I giovani di Piemonte e Valle d’Aosta vivranno il prossimo 10 agosto un momento di preghiera davanti alla Sindone, custodita nella cattedrale di san Massimo, a Torino, prima di partire in pellegrinaggio per Roma dove l’11 e il 12 agosto parteciperanno con gli altri giovani italiani all’evento convocato da Papa Francesco in preparazione al Sinodo dei vescovi di ottobre. Le iniziative per i giovani piemontesi sono state presentate questa mattina, nel corso di una conferenza stampa a cui sono intervenuti l’arcivescovo di Torino, mons. Cesare Nosiglia, il responsabile regionale della pastorale giovanile, don Luca Ramello, e il presidente della Commissione diocesana per la Sindone, don Roberto Gottardo. Il 9 e 10 agosto i giovani, provenienti dalle 17 diocesi di Piemonte e Valle d’Aosta, si incontreranno alla Reggia di Venaria. Nel pomeriggio e nella sera di venerdì 10 verranno accolti nella cattedrale di Torino, dove avranno l’opportunità di fermarsi in preghiera di fronte alla Sindone. Poi nella notte si metteranno in viaggio verso Roma. Per mons.

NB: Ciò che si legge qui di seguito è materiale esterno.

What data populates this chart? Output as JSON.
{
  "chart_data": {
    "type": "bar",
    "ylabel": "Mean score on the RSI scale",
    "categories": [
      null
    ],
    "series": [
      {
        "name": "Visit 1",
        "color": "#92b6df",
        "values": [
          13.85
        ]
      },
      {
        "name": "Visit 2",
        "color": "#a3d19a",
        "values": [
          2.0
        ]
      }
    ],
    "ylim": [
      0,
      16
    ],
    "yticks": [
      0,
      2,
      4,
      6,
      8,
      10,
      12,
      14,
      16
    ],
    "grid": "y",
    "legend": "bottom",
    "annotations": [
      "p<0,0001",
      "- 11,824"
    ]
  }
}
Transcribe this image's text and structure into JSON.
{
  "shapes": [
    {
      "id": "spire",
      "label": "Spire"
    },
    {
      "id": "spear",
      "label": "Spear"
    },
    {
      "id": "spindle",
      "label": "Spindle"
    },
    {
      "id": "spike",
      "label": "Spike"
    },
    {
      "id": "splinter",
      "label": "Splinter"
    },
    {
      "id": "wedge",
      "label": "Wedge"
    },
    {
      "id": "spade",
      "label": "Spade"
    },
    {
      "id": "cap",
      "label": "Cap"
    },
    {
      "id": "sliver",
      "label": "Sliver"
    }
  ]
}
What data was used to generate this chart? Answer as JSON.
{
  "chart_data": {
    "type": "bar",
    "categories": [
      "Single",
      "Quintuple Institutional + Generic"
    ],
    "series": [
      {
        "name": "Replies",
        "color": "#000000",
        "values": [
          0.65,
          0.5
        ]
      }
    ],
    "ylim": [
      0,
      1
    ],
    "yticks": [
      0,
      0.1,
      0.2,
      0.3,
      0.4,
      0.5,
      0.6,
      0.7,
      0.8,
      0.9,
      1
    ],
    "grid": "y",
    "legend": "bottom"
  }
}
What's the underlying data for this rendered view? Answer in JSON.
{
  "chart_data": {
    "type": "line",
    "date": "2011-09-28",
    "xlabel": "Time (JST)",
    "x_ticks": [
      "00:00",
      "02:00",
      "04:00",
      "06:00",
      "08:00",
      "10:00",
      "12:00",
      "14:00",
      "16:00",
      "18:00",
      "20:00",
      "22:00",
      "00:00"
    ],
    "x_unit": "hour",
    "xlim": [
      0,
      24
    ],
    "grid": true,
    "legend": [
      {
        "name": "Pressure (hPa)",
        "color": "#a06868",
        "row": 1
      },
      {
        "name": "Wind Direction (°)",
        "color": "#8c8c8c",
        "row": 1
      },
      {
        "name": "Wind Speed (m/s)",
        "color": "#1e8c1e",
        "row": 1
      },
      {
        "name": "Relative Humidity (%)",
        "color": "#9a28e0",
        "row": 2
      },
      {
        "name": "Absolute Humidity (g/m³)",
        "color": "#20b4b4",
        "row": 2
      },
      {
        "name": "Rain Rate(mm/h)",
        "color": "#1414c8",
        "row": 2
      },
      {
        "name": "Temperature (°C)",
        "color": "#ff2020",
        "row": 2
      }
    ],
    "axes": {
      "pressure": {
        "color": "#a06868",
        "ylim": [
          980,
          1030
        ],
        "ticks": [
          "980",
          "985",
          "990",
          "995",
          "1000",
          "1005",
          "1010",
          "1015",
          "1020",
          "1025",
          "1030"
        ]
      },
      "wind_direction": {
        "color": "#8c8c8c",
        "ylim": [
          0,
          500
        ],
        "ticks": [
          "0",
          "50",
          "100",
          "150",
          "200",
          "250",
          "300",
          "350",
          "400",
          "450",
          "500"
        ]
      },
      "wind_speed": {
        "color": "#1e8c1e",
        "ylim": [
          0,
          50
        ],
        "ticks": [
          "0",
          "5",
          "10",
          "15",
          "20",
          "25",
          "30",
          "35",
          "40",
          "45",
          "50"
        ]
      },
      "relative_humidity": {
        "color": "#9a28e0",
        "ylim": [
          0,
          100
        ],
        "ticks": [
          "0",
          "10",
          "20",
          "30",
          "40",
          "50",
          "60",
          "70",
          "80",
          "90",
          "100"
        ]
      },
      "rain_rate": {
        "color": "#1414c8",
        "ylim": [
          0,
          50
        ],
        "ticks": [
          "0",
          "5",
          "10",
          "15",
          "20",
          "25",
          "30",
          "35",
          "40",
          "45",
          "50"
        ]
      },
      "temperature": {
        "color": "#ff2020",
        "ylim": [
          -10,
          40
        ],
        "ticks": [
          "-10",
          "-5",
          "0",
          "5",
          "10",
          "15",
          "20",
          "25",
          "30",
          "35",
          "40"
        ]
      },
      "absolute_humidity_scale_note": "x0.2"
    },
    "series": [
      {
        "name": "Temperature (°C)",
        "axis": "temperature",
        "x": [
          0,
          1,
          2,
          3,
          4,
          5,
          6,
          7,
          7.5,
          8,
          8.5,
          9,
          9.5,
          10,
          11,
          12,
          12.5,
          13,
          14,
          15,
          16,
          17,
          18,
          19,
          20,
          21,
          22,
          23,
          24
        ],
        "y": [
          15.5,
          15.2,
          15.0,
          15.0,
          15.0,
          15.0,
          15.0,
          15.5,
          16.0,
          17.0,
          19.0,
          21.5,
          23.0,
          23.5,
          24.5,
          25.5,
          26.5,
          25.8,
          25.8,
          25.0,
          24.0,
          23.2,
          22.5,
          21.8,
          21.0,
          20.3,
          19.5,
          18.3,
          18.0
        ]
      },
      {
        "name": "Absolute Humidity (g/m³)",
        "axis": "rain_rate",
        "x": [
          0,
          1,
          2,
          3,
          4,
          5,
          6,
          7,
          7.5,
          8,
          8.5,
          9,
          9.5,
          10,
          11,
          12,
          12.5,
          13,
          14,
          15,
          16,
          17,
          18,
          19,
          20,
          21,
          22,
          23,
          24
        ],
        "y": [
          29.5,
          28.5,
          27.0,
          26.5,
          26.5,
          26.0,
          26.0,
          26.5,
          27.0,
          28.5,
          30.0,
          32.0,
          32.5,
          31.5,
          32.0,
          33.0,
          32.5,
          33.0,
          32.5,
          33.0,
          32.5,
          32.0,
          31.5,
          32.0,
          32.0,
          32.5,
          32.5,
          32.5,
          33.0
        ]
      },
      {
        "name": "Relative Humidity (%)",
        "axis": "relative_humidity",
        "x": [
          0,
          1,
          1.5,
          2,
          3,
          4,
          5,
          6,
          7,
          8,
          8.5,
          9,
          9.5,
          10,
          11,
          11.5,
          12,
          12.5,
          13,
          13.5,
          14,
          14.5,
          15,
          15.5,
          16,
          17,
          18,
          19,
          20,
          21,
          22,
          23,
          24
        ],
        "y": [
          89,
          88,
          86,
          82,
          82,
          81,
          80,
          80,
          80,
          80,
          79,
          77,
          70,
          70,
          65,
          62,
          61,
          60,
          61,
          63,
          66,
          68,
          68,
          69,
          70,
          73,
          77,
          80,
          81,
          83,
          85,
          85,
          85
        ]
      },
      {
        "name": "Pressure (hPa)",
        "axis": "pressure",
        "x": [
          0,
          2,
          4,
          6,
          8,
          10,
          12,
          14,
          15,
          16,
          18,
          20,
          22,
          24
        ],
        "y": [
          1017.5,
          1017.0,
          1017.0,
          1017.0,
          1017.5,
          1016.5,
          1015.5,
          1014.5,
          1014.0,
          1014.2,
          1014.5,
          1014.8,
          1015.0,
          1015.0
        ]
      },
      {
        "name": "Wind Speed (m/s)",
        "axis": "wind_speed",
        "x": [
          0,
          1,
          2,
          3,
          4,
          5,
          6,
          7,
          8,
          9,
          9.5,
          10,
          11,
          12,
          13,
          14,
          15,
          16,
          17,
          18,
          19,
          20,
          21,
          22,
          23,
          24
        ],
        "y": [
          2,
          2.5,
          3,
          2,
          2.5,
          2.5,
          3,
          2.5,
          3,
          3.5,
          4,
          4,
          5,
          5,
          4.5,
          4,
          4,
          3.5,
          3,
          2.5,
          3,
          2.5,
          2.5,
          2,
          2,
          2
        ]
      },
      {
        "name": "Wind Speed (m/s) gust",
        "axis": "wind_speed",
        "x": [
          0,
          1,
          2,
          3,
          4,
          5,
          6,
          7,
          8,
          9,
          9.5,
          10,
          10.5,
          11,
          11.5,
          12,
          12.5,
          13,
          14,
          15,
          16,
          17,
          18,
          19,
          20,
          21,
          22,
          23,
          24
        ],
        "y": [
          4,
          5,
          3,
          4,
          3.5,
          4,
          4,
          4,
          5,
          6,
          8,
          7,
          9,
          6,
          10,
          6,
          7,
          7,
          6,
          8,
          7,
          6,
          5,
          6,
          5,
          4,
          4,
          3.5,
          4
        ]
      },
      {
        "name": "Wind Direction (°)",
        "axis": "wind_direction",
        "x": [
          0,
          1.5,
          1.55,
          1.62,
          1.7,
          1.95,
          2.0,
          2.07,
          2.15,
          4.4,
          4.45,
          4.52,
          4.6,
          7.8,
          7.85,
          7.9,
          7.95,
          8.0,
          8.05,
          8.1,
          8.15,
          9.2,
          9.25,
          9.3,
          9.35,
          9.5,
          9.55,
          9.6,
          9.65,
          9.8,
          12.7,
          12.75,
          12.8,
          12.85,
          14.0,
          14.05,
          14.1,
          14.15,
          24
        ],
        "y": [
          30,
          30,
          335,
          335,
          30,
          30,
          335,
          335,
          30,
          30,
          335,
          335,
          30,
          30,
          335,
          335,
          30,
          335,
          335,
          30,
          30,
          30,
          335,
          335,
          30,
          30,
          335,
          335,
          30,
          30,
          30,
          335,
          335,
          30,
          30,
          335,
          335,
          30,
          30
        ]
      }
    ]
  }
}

Nosiglia, “i giovani davanti alla Sindone sono un grande segno di speranza: per le nostre diocesi come per la città e i territori della Regione”. “Perché – ha aggiunto – questo cammino verso Roma è un segnale di continuità della fede, nella devozione alla Sindone che significa anche continuità della nostra storia ‘cristiana’ in questa terra”. “Nei giorni immediatamente precedenti al 9 agosto – ha spiegato don Ramello – avranno luogo i cammini diocesani, secondo percorsi e tappe significative nei singoli territori”. Non ci sarà una nuova ostensione ma, ha precisato don Ramello, “la venerazione della Sindone sarà possibile unicamente ai giovani – e ai loro accompagnatori – che parteciperanno almeno ad una parte del cammino, previa iscrizione obbligatoria”. Per l’esperienza dei giovani in cammino verso la Sindone lo slogan scelto è “L’amore lascia il segno”.